Ты хочешь искупить за нас грехи?
Орест.
Искупить? Я сказал, что вберу в себя покаяния всех, но я не сказал, как поступлю с этими кудахтающими курами: может, я сверну им шею.
Электра.
А каким образом ты возьмешь на себя наши злодеяния?
Орест.
Вы только и мечтаете от них отделаться. Царь и царица насильно заставляют вас помнить о них.
Электра.
Царь и царица… Филеб!
Орест.
Боги свидетели, я не хотел пролить их кровь.
Долгое молчание.
Электра.
Ты слишком молод, слишком слаб…
Орест.
Неужели ты отступишь теперь? Спрячь меня во дворце, вечером проведешь меня к царскому ложу и увидишь, слаб ли я.
Электра.
Орест!
Орест.
Электра. Ты впервые назвала меня Орестом.
Электра.
Да. Это ты. Ты – Орест. Я не узнала тебя, я ждала тебя не таким. Но эта горечь во рту, этот привкус лихорадки – я тысячу раз ощущала его в моих снах, – я узнаю его теперь. Итак, ты явился, Орест, и твое решение принято, и я, как в моих снах, на пороге непоправимого поступка, и мне страшно – как во сне. О миг, которого я так ждала и так боялась! Отныне минуты будут цепляться одна за другую с механической неотвратимостью, и у нас не будет роздыха, пока оба они не упадут навзничь, и лица их будут подобны раздавленным тутовым ягодам.

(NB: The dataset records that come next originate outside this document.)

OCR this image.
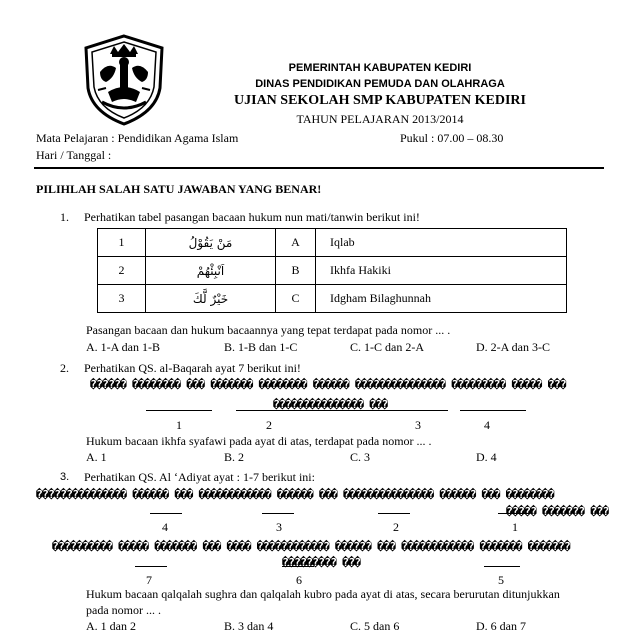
PEMERINTAH KABUPATEN KEDIRI
DINAS PENDIDIKAN PEMUDA DAN OLAHRAGA
UJIAN SEKOLAH SMP KABUPATEN KEDIRI
TAHUN PELAJARAN 2013/2014
Mata Pelajaran : Pendidikan Agama Islam	Pukul : 07.00 – 08.30
Hari / Tanggal :
PILIHLAH SALAH SATU JAWABAN YANG BENAR!
1. Perhatikan tabel pasangan bacaan hukum nun mati/tanwin berikut ini!
1	مَنْ يَقُوْلُ	A	Iqlab
2	اَنْبِئْهُمْ	B	Ikhfa Hakiki
3	خَيْرٌ لَّكَ	C	Idgham Bilaghunnah
Pasangan bacaan dan hukum bacaannya yang tepat terdapat pada nomor ... .
A. 1-A dan 1-B	B. 1-B dan 1-C	C. 1-C dan 2-A	D. 2-A dan 3-C
2. Perhatikan QS. al-Baqarah ayat 7 berikut ini!
������ �������� ��� ������� �������� ������ ��������������� ��������� ����� ���
��������������� ���
1	2	3	4
Hukum bacaan ikhfa syafawi pada ayat di atas, terdapat pada nomor ... .
A. 1	B. 2	C. 3	D. 4
3. Perhatikan QS. Al ‘Adiyat ayat : 1-7 berikut ini:
��������������� ������ ��� ������������ ������ ��� ��������������� ������ ��� ��������
����� ������� ���
4	3	2	1
���������� ����� ������� ��� ���� ������������ ������ ��� ������������ ������� �������
��������� ���
7	6	5
Hukum bacaan qalqalah sughra dan qalqalah kubro pada ayat di atas, secara berurutan ditunjukkan
pada nomor ... .
A. 1 dan 2	B. 3 dan 4	C. 5 dan 6	D. 6 dan 7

Сколько крови! И ее прольешь ты, ты, чей взгляд был так мягок. Увы, никогда уж мне не видеть этой мягкости, никогда не видеть вновь Филеба. Орест, ты мой старший брат и глава семьи, обними меня, оборони – мы идем навстречу великим страданиям.
Орест обнимает ее. Юпитер выходит из своего убежища и крадучись удаляется.